Erwachsene Menschen mit Behinderung haben endlich eine medizinische Anlaufstelle
Autor: Ralf Dieter
Würzburg, Dienstag, 05. Februar 2019
Das MZEB am Würzburger Blindeninstitut nimmt Betroffenen und ihren Angehörigen den Schrecken vorm Arztbesuch.
Routine ist seit ein paar Wochen für Dr. Anja Klafke ein Fremdwort. Sie lernt jeden Tag etwas Neues dazu, steht jeden Tag vor einer neuen Herausforderung. Dabei schaut die Ärztin auf eine mehr als zehnjährige Berufserfahrung zurück, war in verschiedenen Kliniken im In- und Ausland tätig. Seit September 2017 leitet sie das Medizinische Behandlungszentrums für Menschen mit Behinderung (MZEB) in Würzburg. Im Oktober sind die neuen Räume auf dem Gelände des Blindeninstituts eingeweiht worden. Familie Reis ist aus dem Raum Miltenberg angereist. Vater Manfred, Mutter Margit und Sohn Pascal. Der ist 29 Jahre alt und ein ganz besonderer Mensch.
„Pascal lässt sich nicht
anfassen. Blut abnehmen geht gar nicht.“
Mit zweieinhalb Jahren wurde bei ihm Autismus diagnostiziert. Pascal spricht nicht. „Wir haben unsere eigene Sprache gefunden“, sagt sein Vater. Einkaufen, Schule, Urlaub: Alles Herausforderungen, die mit viel Flexibilität und Kreativität gemeistert wurden. Zu den größten Hürden gehörten und gehören die Arztbesuche. „Pascal lässt sich nicht anfassen“, erklärt Margit Reis. Fieber messen? In den Hals schauen? Was bei den kleinsten Patienten problemlos funktioniert, ist bei Pascal schier unmöglich. „Blut abnehmen geht gar nicht“, sagt seine Mutter. Jeder Arztbesuch ist für die Familie Reis eine große Belastung.

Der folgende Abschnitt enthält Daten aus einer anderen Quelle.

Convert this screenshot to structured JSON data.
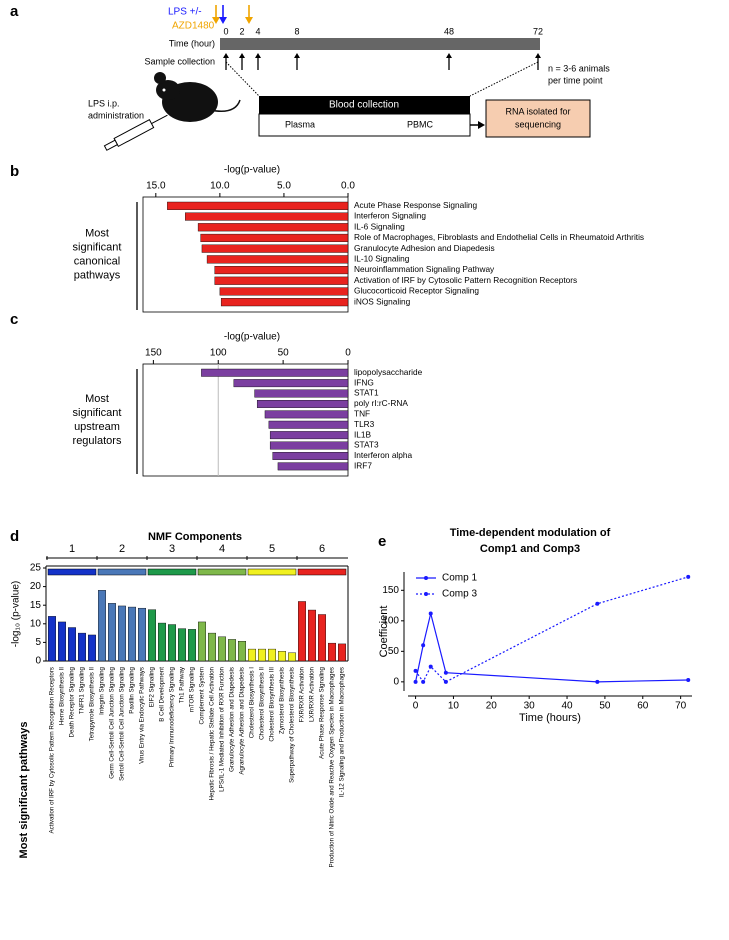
{
  "panel_labels": [
    "a",
    "b",
    "c",
    "d",
    "e"
  ],
  "diagram": {
    "lps": "LPS +/-",
    "azd": "AZD1480",
    "time_label": "Time (hour)",
    "time_points": [
      0,
      2,
      4,
      8,
      48,
      72
    ],
    "sample_collection": "Sample collection",
    "n_note": [
      "n = 3-6 animals",
      "per time point"
    ],
    "lps_admin": [
      "LPS i.p.",
      "administration"
    ],
    "blood": "Blood collection",
    "plasma": "Plasma",
    "pbmc": "PBMC",
    "rna": [
      "RNA isolated for",
      "sequencing"
    ]
  },
  "chart_data": [
    {
      "type": "hbar",
      "axis_title": "-log(p-value)",
      "side_label": [
        "Most",
        "significant",
        "canonical",
        "pathways"
      ],
      "color": "#e8231f",
      "xlim": [
        16,
        0
      ],
      "xticks": [
        {
          "value": 15,
          "label": "15.0"
        },
        {
          "value": 10,
          "label": "10.0"
        },
        {
          "value": 5,
          "label": "5.0"
        },
        {
          "value": 0,
          "label": "0.0"
        }
      ],
      "categories": [
        "Acute Phase Response Signaling",
        "Interferon Signaling",
        "IL-6 Signaling",
        "Role of Macrophages, Fibroblasts and Endothelial Cells in Rheumatoid Arthritis",
        "Granulocyte Adhesion and Diapedesis",
        "IL-10 Signaling",
        "Neuroinflammation Signaling Pathway",
        "Activation of IRF by Cytosolic Pattern Recognition Receptors",
        "Glucocorticoid Receptor Signaling",
        "iNOS Signaling"
      ],
      "values": [
        14.1,
        12.7,
        11.7,
        11.5,
        11.4,
        11.0,
        10.4,
        10.4,
        10.0,
        9.9
      ]
    },
    {
      "type": "hbar",
      "axis_title": "-log(p-value)",
      "side_label": [
        "Most",
        "significant",
        "upstream",
        "regulators"
      ],
      "color": "#7b3fa0",
      "xlim": [
        158,
        0
      ],
      "xticks": [
        150,
        100,
        50,
        0
      ],
      "reference_line": 100,
      "categories": [
        "lipopolysaccharide",
        "IFNG",
        "STAT1",
        "poly rI:rC-RNA",
        "TNF",
        "TLR3",
        "IL1B",
        "STAT3",
        "Interferon alpha",
        "IRF7"
      ],
      "values": [
        113,
        88,
        72,
        70,
        64,
        61,
        60,
        60,
        58,
        54
      ]
    },
    {
      "type": "grouped-bar",
      "title": "NMF Components",
      "y_label": "-log₁₀ (p-value)",
      "x_label": "Most significant pathways",
      "ylim": [
        0,
        25
      ],
      "yticks": [
        0,
        5,
        10,
        15,
        20,
        25
      ],
      "groups": [
        {
          "label": "1",
          "color": "#1432c8",
          "categories": [
            "Activation of IRF by Cytosolic Pattern Recognition Receptors",
            "Heme Biosynthesis II",
            "Death Receptor Signaling",
            "TNFR1 Signaling",
            "Tetrapyrrole Biosynthesis II"
          ],
          "values": [
            12,
            10.5,
            9,
            7.5,
            7
          ]
        },
        {
          "label": "2",
          "color": "#4a78b8",
          "categories": [
            "Integrin Signaling",
            "Germ Cell-Sertoli Cell Junction Signaling",
            "Sertoli Cell-Sertoli Cell Junction Signaling",
            "Paxillin Signaling",
            "Virus Entry via Endocytic Pathways"
          ],
          "values": [
            19,
            15.5,
            14.8,
            14.5,
            14.2
          ]
        },
        {
          "label": "3",
          "color": "#1e9a4a",
          "categories": [
            "EIF2 Signaling",
            "B Cell Development",
            "Primary Immunodeficiency Signaling",
            "Th1 Pathway",
            "mTOR Signaling"
          ],
          "values": [
            13.8,
            10.2,
            9.8,
            8.7,
            8.5
          ]
        },
        {
          "label": "4",
          "color": "#7fb84a",
          "categories": [
            "Complement System",
            "Hepatic Fibrosis / Hepatic Stellate Cell Activation",
            "LPS/IL-1 Mediated Inhibition of RXR Function",
            "Granulocyte Adhesion and Diapedesis",
            "Agranulocyte Adhesion and Diapedesis"
          ],
          "values": [
            10.5,
            7.5,
            6.5,
            5.8,
            5.3
          ]
        },
        {
          "label": "5",
          "color": "#f0f020",
          "categories": [
            "Cholesterol Biosynthesis I",
            "Cholesterol Biosynthesis II",
            "Cholesterol Biosynthesis III",
            "Zymosterol Biosynthesis",
            "Superpathway of Cholesterol Biosynthesis"
          ],
          "values": [
            3.2,
            3.2,
            3.2,
            2.6,
            2.2
          ]
        },
        {
          "label": "6",
          "color": "#e8231f",
          "categories": [
            "FXR/RXR Activation",
            "LXR/RXR Activation",
            "Acute Phase Response Signaling",
            "Production of Nitric Oxide and Reactive Oxygen Species in Macrophages",
            "IL-12 Signaling and Production in Macrophages"
          ],
          "values": [
            16,
            13.7,
            12.5,
            4.8,
            4.6
          ]
        }
      ]
    },
    {
      "type": "line",
      "title": [
        "Time-dependent modulation of",
        "Comp1 and Comp3"
      ],
      "x_label": "Time (hours)",
      "y_label": "Coefficient",
      "x": [
        0,
        2,
        4,
        8,
        48,
        72
      ],
      "xlim": [
        -2,
        73
      ],
      "xticks": [
        0,
        10,
        20,
        30,
        40,
        50,
        60,
        70
      ],
      "ylim": [
        -15,
        180
      ],
      "yticks": [
        0,
        50,
        100,
        150
      ],
      "legend": "upper-left",
      "series": [
        {
          "name": "Comp 1",
          "color": "#1a1aff",
          "dashed": false,
          "values": [
            0,
            60,
            112,
            15,
            0,
            3
          ]
        },
        {
          "name": "Comp 3",
          "color": "#1a1aff",
          "dashed": true,
          "values": [
            18,
            0,
            25,
            0,
            128,
            172
          ]
        }
      ]
    }
  ]
}
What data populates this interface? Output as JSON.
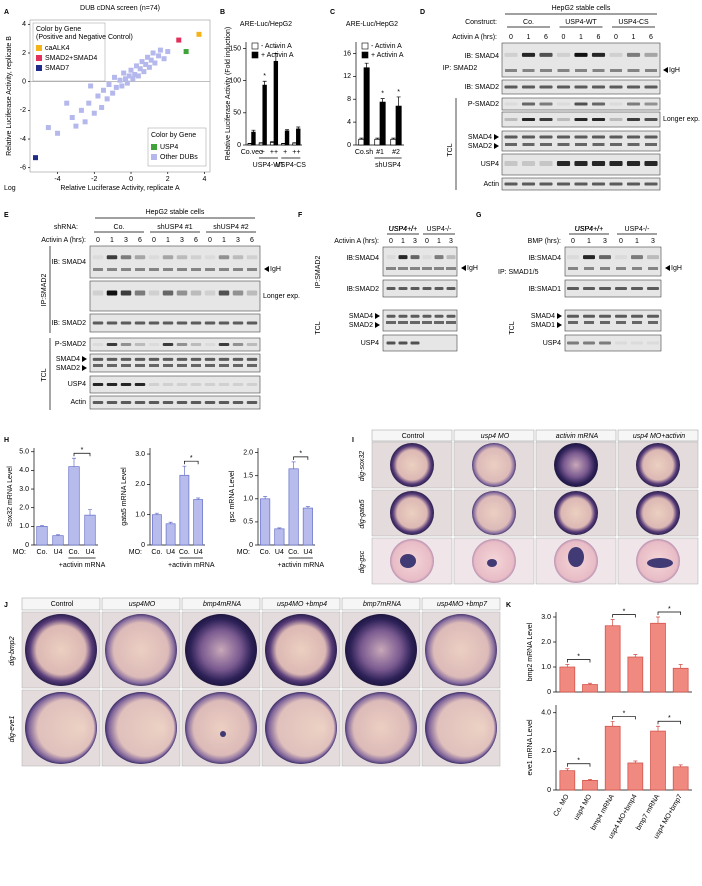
{
  "panel_letters": [
    "A",
    "B",
    "C",
    "D",
    "E",
    "F",
    "G",
    "H",
    "I",
    "J",
    "K"
  ],
  "chart_data": [
    {
      "type": "scatter",
      "title": "DUB cDNA screen (n=74)",
      "xlabel": "Relative Luciferase Activity, replicate A",
      "ylabel": "Relative Luciferase Activity, replicate B",
      "scale_note": "Log",
      "legend_titles": [
        "Color by Gene",
        "Color by Gene"
      ],
      "legend_note": "(Positive and Negative Control)",
      "zero_line": true,
      "xlim": [
        -5.5,
        4.3
      ],
      "ylim": [
        -6.3,
        4.3
      ],
      "xticks": [
        -4,
        -2,
        0,
        2,
        4
      ],
      "yticks": [
        -6,
        -4,
        -2,
        0,
        2,
        4
      ],
      "series": [
        {
          "name": "caALK4",
          "color": "#f5b31a",
          "x": [
            3.7
          ],
          "values": [
            3.3
          ]
        },
        {
          "name": "SMAD2+SMAD4",
          "color": "#e3305a",
          "x": [
            2.6
          ],
          "values": [
            2.9
          ]
        },
        {
          "name": "SMAD7",
          "color": "#1f2a8a",
          "x": [
            -5.2
          ],
          "values": [
            -5.3
          ]
        },
        {
          "name": "USP4",
          "color": "#3fa33a",
          "x": [
            3.0
          ],
          "values": [
            2.1
          ]
        },
        {
          "name": "Other DUBs",
          "color": "#b4b8ec",
          "x": [
            -4.5,
            -4,
            -3.5,
            -3.2,
            -3,
            -2.7,
            -2.5,
            -2.3,
            -2.2,
            -2,
            -1.8,
            -1.6,
            -1.5,
            -1.3,
            -1.2,
            -1,
            -0.9,
            -0.8,
            -0.6,
            -0.5,
            -0.4,
            -0.3,
            -0.2,
            -0.1,
            0,
            0.1,
            0.2,
            0.3,
            0.4,
            0.5,
            0.6,
            0.7,
            0.8,
            0.9,
            1,
            1.1,
            1.2,
            1.3,
            1.5,
            1.6,
            1.8,
            2
          ],
          "values": [
            -3.2,
            -3.6,
            -1.5,
            -2.5,
            -3.1,
            -2,
            -2.8,
            -1.5,
            -0.3,
            -2.2,
            -1,
            -1.8,
            -0.6,
            -1.2,
            -0.2,
            -0.8,
            0.3,
            -0.4,
            0.1,
            -0.3,
            0.6,
            0.2,
            -0.1,
            0.4,
            0.8,
            0.2,
            0.5,
            1.1,
            0.4,
            0.9,
            1.4,
            0.7,
            1.2,
            1.7,
            1,
            1.5,
            2,
            1.3,
            1.8,
            2.2,
            1.6,
            2.1
          ]
        }
      ]
    },
    {
      "type": "bar",
      "title": "ARE-Luc/HepG2",
      "ylabel": "Relative Luciferase Activity (Fold induction)",
      "edge_color": "#000000",
      "legend": true,
      "categories": [
        "Co.vec",
        "+",
        "++",
        "+",
        "++"
      ],
      "groups": [
        {
          "label": "USP4-WT",
          "from": 1,
          "to": 2
        },
        {
          "label": "USP4-CS",
          "from": 3,
          "to": 4
        }
      ],
      "series": [
        {
          "name": "- Activin A",
          "color": "#ffffff",
          "values": [
            2,
            3,
            4,
            2,
            3
          ],
          "errors": [
            0.5,
            0.5,
            1,
            0.5,
            0.5
          ]
        },
        {
          "name": "+ Activin A",
          "color": "#000000",
          "values": [
            20,
            93,
            130,
            22,
            25
          ],
          "errors": [
            3,
            6,
            12,
            2,
            3
          ]
        }
      ],
      "brackets": [
        {
          "label": "*",
          "from": 1,
          "to": 1
        },
        {
          "label": "*",
          "from": 2,
          "to": 2
        }
      ],
      "ylim": [
        0,
        160
      ],
      "yticks": [
        0,
        50,
        100,
        150
      ]
    },
    {
      "type": "bar",
      "title": "ARE-Luc/HepG2",
      "edge_color": "#000000",
      "legend": true,
      "categories": [
        "Co.sh",
        "#1",
        "#2"
      ],
      "groups": [
        {
          "label": "shUSP4",
          "from": 1,
          "to": 2
        }
      ],
      "series": [
        {
          "name": "- Activin A",
          "color": "#ffffff",
          "values": [
            1,
            1,
            1
          ],
          "errors": [
            0.2,
            0.2,
            0.2
          ]
        },
        {
          "name": "+ Activin A",
          "color": "#000000",
          "values": [
            13.5,
            7.5,
            6.8
          ],
          "errors": [
            0.8,
            0.6,
            1.6
          ]
        }
      ],
      "brackets": [
        {
          "label": "*",
          "from": 1,
          "to": 1
        },
        {
          "label": "*",
          "from": 2,
          "to": 2
        }
      ],
      "ylim": [
        0,
        18
      ],
      "yticks": [
        0,
        4,
        8,
        12,
        16
      ]
    },
    {
      "type": "bar",
      "ylabel": "Sox32 mRNA Level",
      "category_label": "MO:",
      "color": "#b8bcec",
      "edge_color": "#6670c8",
      "categories": [
        "Co.",
        "U4",
        "Co.",
        "U4"
      ],
      "values": [
        1.0,
        0.5,
        4.2,
        1.6
      ],
      "errors": [
        0.05,
        0.05,
        0.45,
        0.3
      ],
      "groups": [
        {
          "label": "+activin mRNA",
          "from": 2,
          "to": 3
        }
      ],
      "brackets": [
        {
          "label": "*",
          "from": 2,
          "to": 3
        }
      ],
      "ylim": [
        0,
        5.2
      ],
      "yticks": [
        0,
        {
          "value": 1,
          "label": "1.0"
        },
        {
          "value": 2,
          "label": "2.0"
        },
        {
          "value": 3,
          "label": "3.0"
        },
        {
          "value": 4,
          "label": "4.0"
        },
        {
          "value": 5,
          "label": "5.0"
        }
      ]
    },
    {
      "type": "bar",
      "ylabel": "gata5 mRNA Level",
      "category_label": "MO:",
      "color": "#b8bcec",
      "edge_color": "#6670c8",
      "categories": [
        "Co.",
        "U4",
        "Co.",
        "U4"
      ],
      "values": [
        1.0,
        0.7,
        2.3,
        1.5
      ],
      "errors": [
        0.05,
        0.05,
        0.3,
        0.05
      ],
      "groups": [
        {
          "label": "+activin mRNA",
          "from": 2,
          "to": 3
        }
      ],
      "brackets": [
        {
          "label": "*",
          "from": 2,
          "to": 3
        }
      ],
      "ylim": [
        0,
        3.2
      ],
      "yticks": [
        0,
        {
          "value": 1,
          "label": "1.0"
        },
        {
          "value": 2,
          "label": "2.0"
        },
        {
          "value": 3,
          "label": "3.0"
        }
      ]
    },
    {
      "type": "bar",
      "ylabel": "gsc mRNA Level",
      "category_label": "MO:",
      "color": "#b8bcec",
      "edge_color": "#6670c8",
      "categories": [
        "Co.",
        "U4",
        "Co.",
        "U4"
      ],
      "values": [
        1.0,
        0.35,
        1.65,
        0.8
      ],
      "errors": [
        0.05,
        0.02,
        0.15,
        0.03
      ],
      "groups": [
        {
          "label": "+activin mRNA",
          "from": 2,
          "to": 3
        }
      ],
      "brackets": [
        {
          "label": "*",
          "from": 2,
          "to": 3
        }
      ],
      "ylim": [
        0,
        2.1
      ],
      "yticks": [
        0,
        0.5,
        {
          "value": 1,
          "label": "1.0"
        },
        1.5,
        {
          "value": 2,
          "label": "2.0"
        }
      ]
    },
    {
      "type": "bar",
      "ylabel": "bmp2 mRNA Level",
      "color": "#f08a80",
      "edge_color": "#d04a40",
      "categories": [
        "Co. MO",
        "usp4 MO",
        "bmp4 mRNA",
        "usp4 MO+bmp4",
        "bmp7 mRNA",
        "usp4 MO+bmp7"
      ],
      "values": [
        1.0,
        0.3,
        2.65,
        1.4,
        2.75,
        0.95
      ],
      "errors": [
        0.1,
        0.05,
        0.25,
        0.1,
        0.25,
        0.15
      ],
      "brackets": [
        {
          "label": "*",
          "from": 0,
          "to": 1
        },
        {
          "label": "*",
          "from": 2,
          "to": 3
        },
        {
          "label": "*",
          "from": 4,
          "to": 5
        }
      ],
      "ylim": [
        0,
        3.2
      ],
      "yticks": [
        0,
        {
          "value": 1,
          "label": "1.0"
        },
        {
          "value": 2,
          "label": "2.0"
        },
        {
          "value": 3,
          "label": "3.0"
        }
      ]
    },
    {
      "type": "bar",
      "ylabel": "eve1 mRNA Level",
      "color": "#f08a80",
      "edge_color": "#d04a40",
      "categories": [
        "Co. MO",
        "usp4 MO",
        "bmp4 mRNA",
        "usp4 MO+bmp4",
        "bmp7 mRNA",
        "usp4 MO+bmp7"
      ],
      "values": [
        1.0,
        0.5,
        3.3,
        1.4,
        3.05,
        1.2
      ],
      "errors": [
        0.1,
        0.05,
        0.25,
        0.1,
        0.25,
        0.1
      ],
      "brackets": [
        {
          "label": "*",
          "from": 0,
          "to": 1
        },
        {
          "label": "*",
          "from": 2,
          "to": 3
        },
        {
          "label": "*",
          "from": 4,
          "to": 5
        }
      ],
      "ylim": [
        0,
        4.4
      ],
      "yticks": [
        0,
        {
          "value": 2,
          "label": "2.0"
        },
        {
          "value": 4,
          "label": "4.0"
        }
      ]
    }
  ],
  "blot_d": {
    "header": "HepG2 stable cells",
    "group_label": "Construct:",
    "groups": [
      "Co.",
      "USP4-WT",
      "USP4-CS"
    ],
    "time_label": "Activin A (hrs):",
    "times": [
      [
        0,
        1,
        6
      ],
      [
        0,
        1,
        6
      ],
      [
        0,
        1,
        6
      ]
    ],
    "ip": "IP: SMAD2",
    "tcl": "TCL",
    "igh": "IgH",
    "longer": "Longer exp.",
    "rows": [
      "IB: SMAD4",
      "IB: SMAD2",
      "P-SMAD2",
      "SMAD4",
      "SMAD2",
      "USP4",
      "Actin"
    ]
  },
  "blot_e": {
    "header": "HepG2 stable cells",
    "group_label": "shRNA:",
    "groups": [
      "Co.",
      "shUSP4 #1",
      "shUSP4 #2"
    ],
    "time_label": "Activin A (hrs):",
    "times": [
      [
        0,
        1,
        3,
        6
      ],
      [
        0,
        1,
        3,
        6
      ],
      [
        0,
        1,
        3,
        6
      ]
    ],
    "ip": "IP:SMAD2",
    "tcl": "TCL",
    "igh": "IgH",
    "longer": "Longer exp.",
    "rows": [
      "IB: SMAD4",
      "IB: SMAD2",
      "P-SMAD2",
      "SMAD4",
      "SMAD2",
      "USP4",
      "Actin"
    ]
  },
  "blot_f": {
    "time_label": "Activin A (hrs):",
    "groups": [
      "USP4+/+",
      "USP4-/-"
    ],
    "times": [
      [
        0,
        1,
        3
      ],
      [
        0,
        1,
        3
      ]
    ],
    "ip": "IP:SMAD2",
    "tcl": "TCL",
    "igh": "IgH",
    "rows": [
      "IB:SMAD4",
      "IB:SMAD2",
      "SMAD4",
      "SMAD2",
      "USP4"
    ]
  },
  "blot_g": {
    "time_label": "BMP (hrs):",
    "groups": [
      "USP4+/+",
      "USP4-/-"
    ],
    "times": [
      [
        0,
        1,
        3
      ],
      [
        0,
        1,
        3
      ]
    ],
    "ip": "IP: SMAD1/5",
    "tcl": "TCL",
    "igh": "IgH",
    "rows": [
      "IB:SMAD4",
      "IB:SMAD1",
      "SMAD4",
      "SMAD1",
      "USP4"
    ]
  },
  "panel_i": {
    "columns": [
      "Control",
      "usp4 MO",
      "activin mRNA",
      "usp4 MO+activin"
    ],
    "rows": [
      "dig-sox32",
      "dig-gata5",
      "dig-gsc"
    ]
  },
  "panel_j": {
    "columns": [
      "Control",
      "usp4MO",
      "bmp4mRNA",
      "usp4MO +bmp4",
      "bmp7mRNA",
      "usp4MO +bmp7"
    ],
    "rows": [
      "dig-bmp2",
      "dig-eve1"
    ]
  }
}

Mit Schrecken erinnern sich die Eltern daran, wie Pascal Weisheitszähne wuchsen, die entfernt werden mussten. Die Anästhesie beim Zahnarzt funktionierte gar nicht, Pascal wehrte sich mit Leibeskräften. Nächster Versuch in der Tagesklinik. Dort warteten schon etliche Schwestern im Vorbereitungsraum auf den „Problempatienten“. Pascal machte dicht, tobte.
Eine Stunde hat es gedauert, bis er sich wieder einigermaßen beruhigt hatte. Letztendlich konnte ein Arzt doch noch einen Zugang legen, unter Narkose wurden dem jungen Mann die Weisheitszähne gezogen. Die Erfahrungen haben ihre Spuren hinterlassen. „Pascal hat ein gutes Gedächtnis“, sagt seine Mutter. Die Zahnarztpraxis betritt er nicht mehr. Die Kontrollen finden dank der Flexibilität der Ärztin mittlerweile auf der Treppe im Hausflur statt. Nach Praxisende, wenn einigermaßen Ruhe eingekehrt ist und Pascal sich etwas sicherer fühlt.
2015 ist bei dem jungen Mann Morbus Crohn diagnostiziert worden. Eine Ultraschalluntersuchung wäre dringend nötig. Manfred und Margit Reis setzen ihre Hoffnung in Dr. Anja Klafke und ihr Team vom MZEB. Mindestens fünf der insgesamt 15 Mitarbeiter sind dort jeden Tag in den behindertengerecht gestalteten Räumen präsent. Ein Arzt und zwei Therapeuten kümmern sich um einen Patienten. Oberstes Prinzip: Zeit lassen, nichts überstürzen, auf die Wünsche des Patienten und dessen Begleitpersonen eingehen.